Practice Matters: Success Strategies for MIPS Cost Category

Neurology Today (03/08/18) Vol. 18, No. 5, P. 07; Butcher, Lola

The objective of Medicare's new Merit-based Incentive Payment System (MIPS) is to improve the quality of care while reducing cost. A physician's costs will account for 10 percent of his or her total MIPS score in 2018; next year, it may account for 30 percent at the discretion of CMS. Physicians with the highest MIPS scores in 2018 will receive a positive payment adjustment in 2020, while those with low scores may receive a penalty of up to 5 percent of total Medicare pay that year.
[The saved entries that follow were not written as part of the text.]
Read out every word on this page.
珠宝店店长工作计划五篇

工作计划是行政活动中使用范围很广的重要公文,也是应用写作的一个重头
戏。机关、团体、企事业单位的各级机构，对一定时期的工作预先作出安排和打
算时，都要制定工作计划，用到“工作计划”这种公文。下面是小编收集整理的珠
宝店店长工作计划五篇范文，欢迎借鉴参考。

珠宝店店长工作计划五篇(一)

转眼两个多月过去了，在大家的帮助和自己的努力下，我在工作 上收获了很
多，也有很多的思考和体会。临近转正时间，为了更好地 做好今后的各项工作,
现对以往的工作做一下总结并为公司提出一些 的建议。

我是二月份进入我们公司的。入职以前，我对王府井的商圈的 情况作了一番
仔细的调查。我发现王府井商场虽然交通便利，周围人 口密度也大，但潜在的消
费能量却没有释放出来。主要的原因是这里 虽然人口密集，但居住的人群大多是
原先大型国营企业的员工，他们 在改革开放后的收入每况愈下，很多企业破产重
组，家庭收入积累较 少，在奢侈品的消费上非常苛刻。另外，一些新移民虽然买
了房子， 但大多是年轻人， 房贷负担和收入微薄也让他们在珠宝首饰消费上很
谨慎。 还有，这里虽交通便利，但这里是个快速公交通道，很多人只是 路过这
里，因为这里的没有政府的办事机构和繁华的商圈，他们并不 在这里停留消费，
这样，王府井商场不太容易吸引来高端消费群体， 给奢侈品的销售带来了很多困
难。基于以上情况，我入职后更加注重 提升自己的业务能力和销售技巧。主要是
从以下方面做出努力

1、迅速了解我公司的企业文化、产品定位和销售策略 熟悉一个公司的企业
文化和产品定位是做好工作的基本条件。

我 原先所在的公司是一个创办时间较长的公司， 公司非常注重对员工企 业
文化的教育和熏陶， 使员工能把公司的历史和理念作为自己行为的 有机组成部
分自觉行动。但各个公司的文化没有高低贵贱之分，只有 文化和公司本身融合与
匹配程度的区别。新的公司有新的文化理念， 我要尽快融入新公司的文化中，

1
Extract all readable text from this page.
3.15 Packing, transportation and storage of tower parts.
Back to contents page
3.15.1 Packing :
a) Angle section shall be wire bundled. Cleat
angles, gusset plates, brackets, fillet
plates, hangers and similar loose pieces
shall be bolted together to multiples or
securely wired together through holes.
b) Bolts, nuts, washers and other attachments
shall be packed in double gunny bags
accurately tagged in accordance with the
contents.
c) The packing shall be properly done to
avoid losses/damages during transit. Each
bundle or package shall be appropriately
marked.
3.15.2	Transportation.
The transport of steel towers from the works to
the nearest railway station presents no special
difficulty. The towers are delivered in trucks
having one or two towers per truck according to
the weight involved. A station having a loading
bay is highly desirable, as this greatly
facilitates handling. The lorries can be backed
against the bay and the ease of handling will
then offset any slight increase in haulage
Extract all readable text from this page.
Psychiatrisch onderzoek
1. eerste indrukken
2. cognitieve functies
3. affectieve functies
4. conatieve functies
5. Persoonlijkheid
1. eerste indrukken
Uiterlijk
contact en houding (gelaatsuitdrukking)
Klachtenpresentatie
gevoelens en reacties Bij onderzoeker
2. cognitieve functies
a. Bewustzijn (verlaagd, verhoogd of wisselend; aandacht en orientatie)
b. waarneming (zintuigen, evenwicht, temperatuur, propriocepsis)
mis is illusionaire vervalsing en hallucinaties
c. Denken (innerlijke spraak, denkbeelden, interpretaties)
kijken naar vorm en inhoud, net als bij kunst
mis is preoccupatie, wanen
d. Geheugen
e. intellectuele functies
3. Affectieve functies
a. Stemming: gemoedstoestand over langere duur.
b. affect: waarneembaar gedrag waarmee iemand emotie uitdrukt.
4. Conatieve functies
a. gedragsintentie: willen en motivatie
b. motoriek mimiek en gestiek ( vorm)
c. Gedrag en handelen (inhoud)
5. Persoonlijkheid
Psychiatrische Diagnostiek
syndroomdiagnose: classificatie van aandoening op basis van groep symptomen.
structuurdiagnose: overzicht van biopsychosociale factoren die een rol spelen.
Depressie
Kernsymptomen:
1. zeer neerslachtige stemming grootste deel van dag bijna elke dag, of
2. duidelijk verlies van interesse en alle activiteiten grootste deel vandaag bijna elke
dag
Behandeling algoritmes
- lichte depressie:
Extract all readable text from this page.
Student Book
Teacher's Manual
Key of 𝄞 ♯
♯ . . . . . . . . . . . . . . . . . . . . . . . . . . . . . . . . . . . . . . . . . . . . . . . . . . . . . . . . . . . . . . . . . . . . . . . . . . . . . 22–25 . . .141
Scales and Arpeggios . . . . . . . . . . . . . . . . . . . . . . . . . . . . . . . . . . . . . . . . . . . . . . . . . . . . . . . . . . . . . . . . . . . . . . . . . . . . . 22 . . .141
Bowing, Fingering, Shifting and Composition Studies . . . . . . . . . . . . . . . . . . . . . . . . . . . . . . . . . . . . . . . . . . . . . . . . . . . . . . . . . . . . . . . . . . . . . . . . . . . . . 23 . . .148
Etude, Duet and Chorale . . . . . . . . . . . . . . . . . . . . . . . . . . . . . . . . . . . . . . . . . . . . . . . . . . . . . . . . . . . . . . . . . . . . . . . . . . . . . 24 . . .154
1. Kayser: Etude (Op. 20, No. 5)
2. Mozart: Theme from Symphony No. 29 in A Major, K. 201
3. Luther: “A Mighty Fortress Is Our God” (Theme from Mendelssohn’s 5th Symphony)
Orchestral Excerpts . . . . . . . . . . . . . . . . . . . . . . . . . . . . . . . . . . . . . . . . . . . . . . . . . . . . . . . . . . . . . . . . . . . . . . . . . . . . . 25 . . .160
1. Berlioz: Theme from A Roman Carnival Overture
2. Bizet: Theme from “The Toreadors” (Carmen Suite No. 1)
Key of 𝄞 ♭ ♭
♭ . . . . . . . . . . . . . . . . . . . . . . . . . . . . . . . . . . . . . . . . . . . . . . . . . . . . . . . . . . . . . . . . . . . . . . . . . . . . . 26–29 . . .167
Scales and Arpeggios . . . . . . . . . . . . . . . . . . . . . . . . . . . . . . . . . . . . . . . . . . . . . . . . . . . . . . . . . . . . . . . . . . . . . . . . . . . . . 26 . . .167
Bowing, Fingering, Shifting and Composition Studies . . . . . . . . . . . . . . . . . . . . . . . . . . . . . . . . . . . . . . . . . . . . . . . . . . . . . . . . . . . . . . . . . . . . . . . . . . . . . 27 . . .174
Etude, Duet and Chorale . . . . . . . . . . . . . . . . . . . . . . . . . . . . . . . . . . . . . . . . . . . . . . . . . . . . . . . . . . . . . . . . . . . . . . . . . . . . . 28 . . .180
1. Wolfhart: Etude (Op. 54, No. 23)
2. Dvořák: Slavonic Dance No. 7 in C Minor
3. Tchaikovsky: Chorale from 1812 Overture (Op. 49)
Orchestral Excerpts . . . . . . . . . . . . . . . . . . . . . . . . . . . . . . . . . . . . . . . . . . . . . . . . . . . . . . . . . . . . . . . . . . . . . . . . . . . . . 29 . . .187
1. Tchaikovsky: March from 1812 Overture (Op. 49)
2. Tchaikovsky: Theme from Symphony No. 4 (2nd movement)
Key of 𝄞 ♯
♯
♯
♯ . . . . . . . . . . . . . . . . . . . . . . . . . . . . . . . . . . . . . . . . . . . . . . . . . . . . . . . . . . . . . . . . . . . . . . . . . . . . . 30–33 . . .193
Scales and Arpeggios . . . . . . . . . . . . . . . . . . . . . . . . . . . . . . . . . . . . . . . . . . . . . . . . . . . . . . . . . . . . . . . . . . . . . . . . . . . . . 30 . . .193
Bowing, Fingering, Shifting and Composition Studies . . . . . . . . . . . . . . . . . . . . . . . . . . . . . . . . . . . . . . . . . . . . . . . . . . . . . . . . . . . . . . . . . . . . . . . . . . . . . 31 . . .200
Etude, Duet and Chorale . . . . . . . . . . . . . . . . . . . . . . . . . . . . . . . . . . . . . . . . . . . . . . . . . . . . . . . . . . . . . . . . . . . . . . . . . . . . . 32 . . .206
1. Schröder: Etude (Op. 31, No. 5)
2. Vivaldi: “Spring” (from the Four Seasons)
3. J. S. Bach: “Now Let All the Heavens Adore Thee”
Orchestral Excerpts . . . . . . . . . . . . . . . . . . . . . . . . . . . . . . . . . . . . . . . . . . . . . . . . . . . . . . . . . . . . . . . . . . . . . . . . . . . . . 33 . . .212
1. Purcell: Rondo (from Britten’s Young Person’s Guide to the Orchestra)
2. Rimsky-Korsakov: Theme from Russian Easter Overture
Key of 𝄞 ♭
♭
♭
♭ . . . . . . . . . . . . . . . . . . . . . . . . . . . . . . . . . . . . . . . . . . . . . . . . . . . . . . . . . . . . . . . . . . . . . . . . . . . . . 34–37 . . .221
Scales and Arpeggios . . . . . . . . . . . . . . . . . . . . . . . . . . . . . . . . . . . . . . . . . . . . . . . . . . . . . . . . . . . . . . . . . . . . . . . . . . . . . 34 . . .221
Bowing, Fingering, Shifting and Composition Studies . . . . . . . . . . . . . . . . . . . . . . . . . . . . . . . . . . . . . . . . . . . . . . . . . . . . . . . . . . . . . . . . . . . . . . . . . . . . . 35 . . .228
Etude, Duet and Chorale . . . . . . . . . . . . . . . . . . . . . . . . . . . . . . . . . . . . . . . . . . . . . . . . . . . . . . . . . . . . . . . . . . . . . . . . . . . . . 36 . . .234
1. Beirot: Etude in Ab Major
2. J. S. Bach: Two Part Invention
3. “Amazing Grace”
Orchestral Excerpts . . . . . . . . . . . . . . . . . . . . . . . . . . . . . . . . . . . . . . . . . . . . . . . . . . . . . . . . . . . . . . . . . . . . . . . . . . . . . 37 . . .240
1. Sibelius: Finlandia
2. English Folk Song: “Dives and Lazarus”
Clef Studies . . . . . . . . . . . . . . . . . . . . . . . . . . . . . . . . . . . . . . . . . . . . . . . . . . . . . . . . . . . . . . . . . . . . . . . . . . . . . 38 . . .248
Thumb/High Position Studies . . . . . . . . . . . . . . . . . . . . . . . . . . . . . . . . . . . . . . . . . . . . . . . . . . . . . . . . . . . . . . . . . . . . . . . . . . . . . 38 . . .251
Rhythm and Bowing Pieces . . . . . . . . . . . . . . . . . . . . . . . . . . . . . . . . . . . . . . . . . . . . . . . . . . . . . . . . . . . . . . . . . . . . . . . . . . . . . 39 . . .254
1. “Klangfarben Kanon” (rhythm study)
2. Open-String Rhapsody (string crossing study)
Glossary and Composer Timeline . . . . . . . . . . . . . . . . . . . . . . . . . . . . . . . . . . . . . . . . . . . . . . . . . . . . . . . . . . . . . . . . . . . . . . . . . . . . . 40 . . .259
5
CMS calculates the score using Medicare Part A and Part B claims based on Medicare Spending Per Beneficiary and Total Per Capita Costs. Physicians can take certain steps to enhance their MIPS cost score, says Eric Cheng, MD, MS, FAAN, at the David Geffen School of Medicine. This includes checking Medicare's Physician Compare website to ensure they are not misclassified and providing proactive preventive care that reduces avoidable hospitalizations. This can include preventing a patient with a seizure disorder from needing an emergency department visit or preventing a multiple sclerosis patient from falling. "Those types of things are super-costly and they really add up," Cheng says. CMS will also consider comorbid conditions that add to the complexity of patient's care, which is where its Hierarchical Condition Category codes come into play.